Step1: Based on the result of (p + q) values derived in the course tune steps, try to find out any possible permutation by using the blank indexes derived in phase 1. In other words, we can iteratively put the '0' elements with maximum blank index to the corner, and try to make large triangles at both corner.

#### 4. EXPERIMENTAL RESULTS

By applying our scheduling algorithm to a  $972 \times 1944$  LDPC matrix and assume the iteration number is large enough for us to ignore the waiting time at the beginning of the decoding process. We can summarize the performance

comparison in Table I. The parallelism (g, h) means we use g CNU and h BNU for partially parallel decoding. It's obvious that the performance of our algorithm is much better than that of the referenced paper. In some situations in the table, the throughput gain is limited to be 1.5 due to the natural restriction described in equation (1) and (2).

Table I Comparison of the throughput gain.

|             | •                                            |                                       |  |  |  |
|-------------|----------------------------------------------|---------------------------------------|--|--|--|
| Parallelism | Throughput gain with the<br>algorithm in [8] | Throughput gain<br>with our algorithm |  |  |  |
| (1, 1)      | 1.23                                         | 1.5                                   |  |  |  |
| (1, 2)      | 1.26                                         | 1.73                                  |  |  |  |
| (2, 2)      | 1.2                                          | 1.5                                   |  |  |  |
| (2, 4)      | 1.26                                         | 1.71                                  |  |  |  |
| (4, 4)      | 1.21                                         | 1.5                                   |  |  |  |
| (4, 8)      | 1.25                                         | 1.7                                   |  |  |  |

#### **5. CONCLUSIONS**

In this paper, we have proposed a new LDPC scheduling algorithm for enhancing the throughput by utilizing the property of the overlapped message passing architecture.

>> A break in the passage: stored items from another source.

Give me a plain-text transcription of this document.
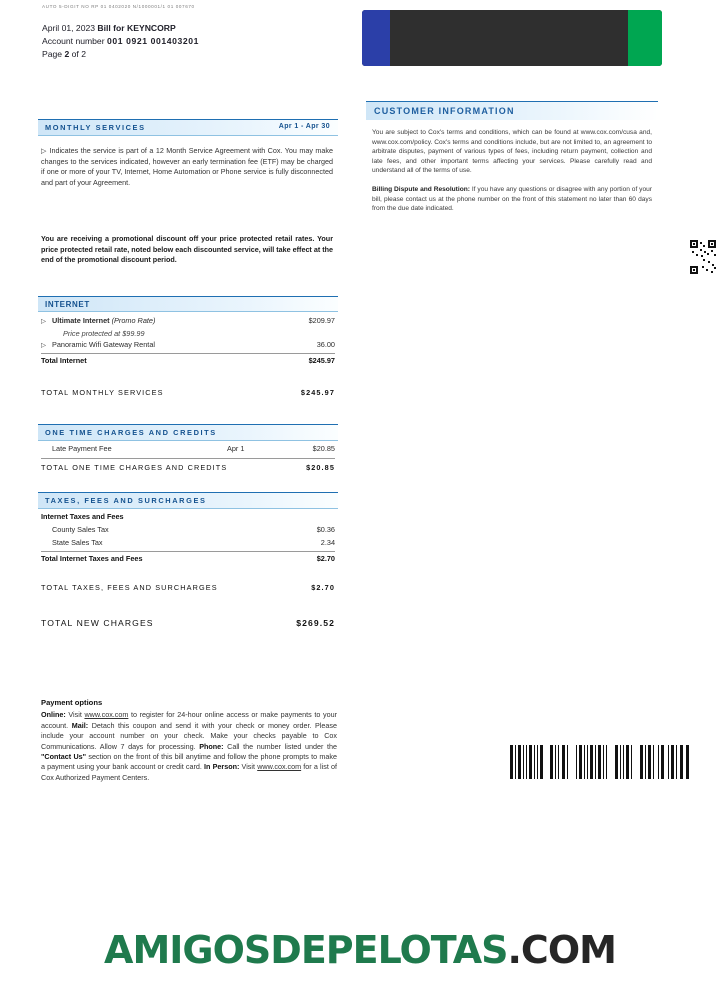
AUTO 5-DIGIT NO RP 01 0402020 N/1000001/1 01 007670
April 01, 2023 Bill for KEYNCORP
Account number 001 0921 001403201
Page 2 of 2
CUSTOMER INFORMATION

You are subject to Cox's terms and conditions, which can be found at www.cox.com/cusa and, www.cox.com/policy. Cox's terms and conditions include, but are not limited to, an agreement to arbitrate disputes, payment of various types of fees, including return payment, collection and late fees, and other important terms affecting your services. Please carefully read and understand all of the terms of use.

Billing Dispute and Resolution: If you have any questions or disagree with any portion of your bill, please contact us at the phone number on the front of this statement no later than 60 days from the due date indicated.

MONTHLY SERVICES	Apr 1 - Apr 30
▷ Indicates the service is part of a 12 Month Service Agreement with Cox. You may make changes to the services indicated, however an early termination fee (ETF) may be charged if one or more of your TV, Internet, Home Automation or Phone service is fully disconnected and part of your Agreement.
You are receiving a promotional discount off your price protected retail rates. Your price protected retail rate, noted below each discounted service, will take effect at the end of the promotional discount period.
INTERNET
▷ Ultimate Internet (Promo Rate)	$209.97
Price protected at $99.99
▷ Panoramic Wifi Gateway Rental	36.00
Total Internet	$245.97
TOTAL MONTHLY SERVICES	$245.97
ONE TIME CHARGES AND CREDITS
Late Payment Fee	Apr 1	$20.85
TOTAL ONE TIME CHARGES AND CREDITS	$20.85
TAXES, FEES AND SURCHARGES
Internet Taxes and Fees
County Sales Tax	$0.36
State Sales Tax	2.34
Total Internet Taxes and Fees	$2.70
TOTAL TAXES, FEES AND SURCHARGES	$2.70
TOTAL NEW CHARGES	$269.52
Payment options
Online: Visit www.cox.com to register for 24-hour online access or make payments to your account. Mail: Detach this coupon and send it with your check or money order. Please include your account number on your check. Make your checks payable to Cox Communications. Allow 7 days for processing. Phone: Call the number listed under the "Contact Us" section on the front of this bill anytime and follow the phone prompts to make a payment using your bank account or credit card. In Person: Visit www.cox.com for a list of Cox Authorized Payment Centers.
AMIGOSDEPELOTAS.COM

The proposed scheduling algorithm in this work is suitable for all kinds of LDPC codes. By applying the scheduling algorithm, we can achieve about 60% higher throughput gain in average compared with non-OMP architecture. The scheduling algorithm for LDPC codes will not cause any performance degradation when decoding.

#### 6. REFERENCES

[1] R. G. Galleger, "Low density parity check codes," *IRE Trans. Info. Theory*, vol. IT-8, pp. 21-28, 1962.

[2] D. J. C. MacKay and R. M. Neal, "Near Shannon limit performance of low-density parity check codes," *Electron. Lett.*, vol. 32, p. 1645, 1996.

[3] S. Chung, D. Forney, T. Richardson, and R. Urbanke, "On the design of low-density parity-check codes within 0.0045 db of the Shannon limit," *IEEE Comm. Letters*, vol. 5, pp. 58-60, Feb. 2001.

[4] Y. Chen, K. K. Parhi, "Overlapped message passing for quasicyclic low-density parity check codes," *IEEE Trans. Circuits and Systems*, vol. 51, pp. 1106-1113, Jun. 2004.

[5] Y. Dai and Z. Yan, "Optimal Overlapped Message Passing Decoding for Quasi-Cyclic Low-Density Parity-Check Codes," in *Proc. Global Telecomun. Conf. (Globecom)*, vol. 4, pp. 2395-2399, Dec. 2005.

[6] Daesun Oh, Parhi K.K., "Efficient Highly-Parallel Decoder Architecture for Quasi-Cyclic Low-Density Parity-Check Codes," *IEEE International Symposium on Circuits and Systems*, 2007.

[7] Chen N., Dai Y., Yan Z., "Partly Parallel Overlapped Sum-Product Decoder Architectures for Quasi-Cyclic LDPC Codes," *IEEE Workshop on Signal Processing Systems Design and Implementation*, pp.220-225, Oct. 2006.

[8] I. Park and S. Kang, "Scheduling Algorithm for Partially Parallel Architecture of LDPC Decoder by Matrix Permutation," in *Proc. IEEE Int. Symp. on Circuits and Systems (ISCAS)*, vol. 6, pp. 5778--5781, May 2005.